Australian chef Matt Stone and Blur's Alex James are in Western Australia, cooking things. The series gets off to a troubling start, though, when they make a crayfish salad. It's not clear whether Stone kills the crayfish in a humane manner. If it was humane, it would have been better for him to explain exactly how he did it. If it wasn't humane, it would have been better if he hadn't done it at all. Either way, it casts a pall over things. Later, an indigenous guide shows them how to gather abalone and fry them with spices, and a butcher barbecues some free-range pork.

RuPaul's Drag Race, LifeStyle You, 6.35pm

Five seasons in, RuPaul's drag race remains as much fun as ever as drag queens from across the US and beyond compete for a serious cash prize. RuPaul's double entendres never get old, and while there's a general air of levity, there's also the occasional poignant insight into a contestant's back story. And, boy, does RuPaul cram a lot into an episode. Tonight the final eight have to put on their make-up in the dark while RuPaul observes (and ogles) through night-vision glasses. Then they have to write and record a We Are the World-style charity anthem, make some outfits and choreograph dance routines. There are some flashes of brilliance and some awkward stumbles, but it's all pretty fab.

BRAD NEWSOME 


MOVIES

The Simpsons Movie (2007) Eleven, 8.30pm

The plot to the movie spinoff of television's true first family feels like it could have been condensed into a standard episode: after Homer breaks a ban on dumping garbage in Lake Springfield by ditching a silo of pig manure into the water, the EPA seals off Springfield under a giant dome. When the townsfolk learn that Homer has engineered their doom, the family has to flee the dome, only for the bumbling patriarch to realise that he must come back to save both the city and his marriage. One of the most curious choices the 11 credited writers made was to focus so tightly on Homer, Marge, Bart and Lisa. The vast supporting cast barely averages a line or two, even when they're as rich a source of pleasure as misanthropic billionaire Montgomery Burns.
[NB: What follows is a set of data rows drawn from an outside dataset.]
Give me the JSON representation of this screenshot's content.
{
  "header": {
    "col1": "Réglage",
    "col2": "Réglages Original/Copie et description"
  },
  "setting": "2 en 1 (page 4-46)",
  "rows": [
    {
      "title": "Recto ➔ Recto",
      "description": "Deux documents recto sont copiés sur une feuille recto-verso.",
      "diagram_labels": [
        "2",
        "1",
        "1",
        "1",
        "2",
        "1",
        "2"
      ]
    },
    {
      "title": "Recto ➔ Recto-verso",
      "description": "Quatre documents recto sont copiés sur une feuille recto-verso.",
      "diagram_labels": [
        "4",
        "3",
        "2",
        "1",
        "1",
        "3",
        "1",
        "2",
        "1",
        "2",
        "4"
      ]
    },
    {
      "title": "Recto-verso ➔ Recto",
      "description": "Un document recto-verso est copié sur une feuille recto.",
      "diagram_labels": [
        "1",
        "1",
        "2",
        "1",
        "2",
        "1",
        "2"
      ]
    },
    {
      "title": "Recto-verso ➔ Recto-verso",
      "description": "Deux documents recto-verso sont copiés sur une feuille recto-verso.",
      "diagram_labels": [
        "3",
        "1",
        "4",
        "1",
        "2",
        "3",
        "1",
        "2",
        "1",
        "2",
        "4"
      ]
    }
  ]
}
Dog Day Afternoon (1975) Fox Classics (pay TV), noon

In the 1970s, Al Pacino's sparkplug frame and sense of unease struck the perfect tone. Pacino was the leading man who'd stumbled in from the chorus and he excelled at playing characters who defined themselves against the dominant social order of their often insular worlds. In Sidney Lumet's Dog Day Afternoon he's Sonny Wortzik, a fledgling bank robber who tries to rob a Brooklyn branch on a warm 1972 day and instead sets off a siege that turns into a block party. At the time, with Lumet's calm, declarative style, the movie was a tough condensation of real life events, but with the passing of time it's become both funnier and tragic. "Did you have a plan?" demands the pushy head teller when Sonny and his remaining accomplice, Sal (the late, great John Cazale), find themselves trapped, and if they did it was purely shambolic. Sonny is a talker - his mutterings set the picture's tempo - and if he can't get away clean he can at least exult in finally having an audience, negotiating in public and egging on the watching crowd.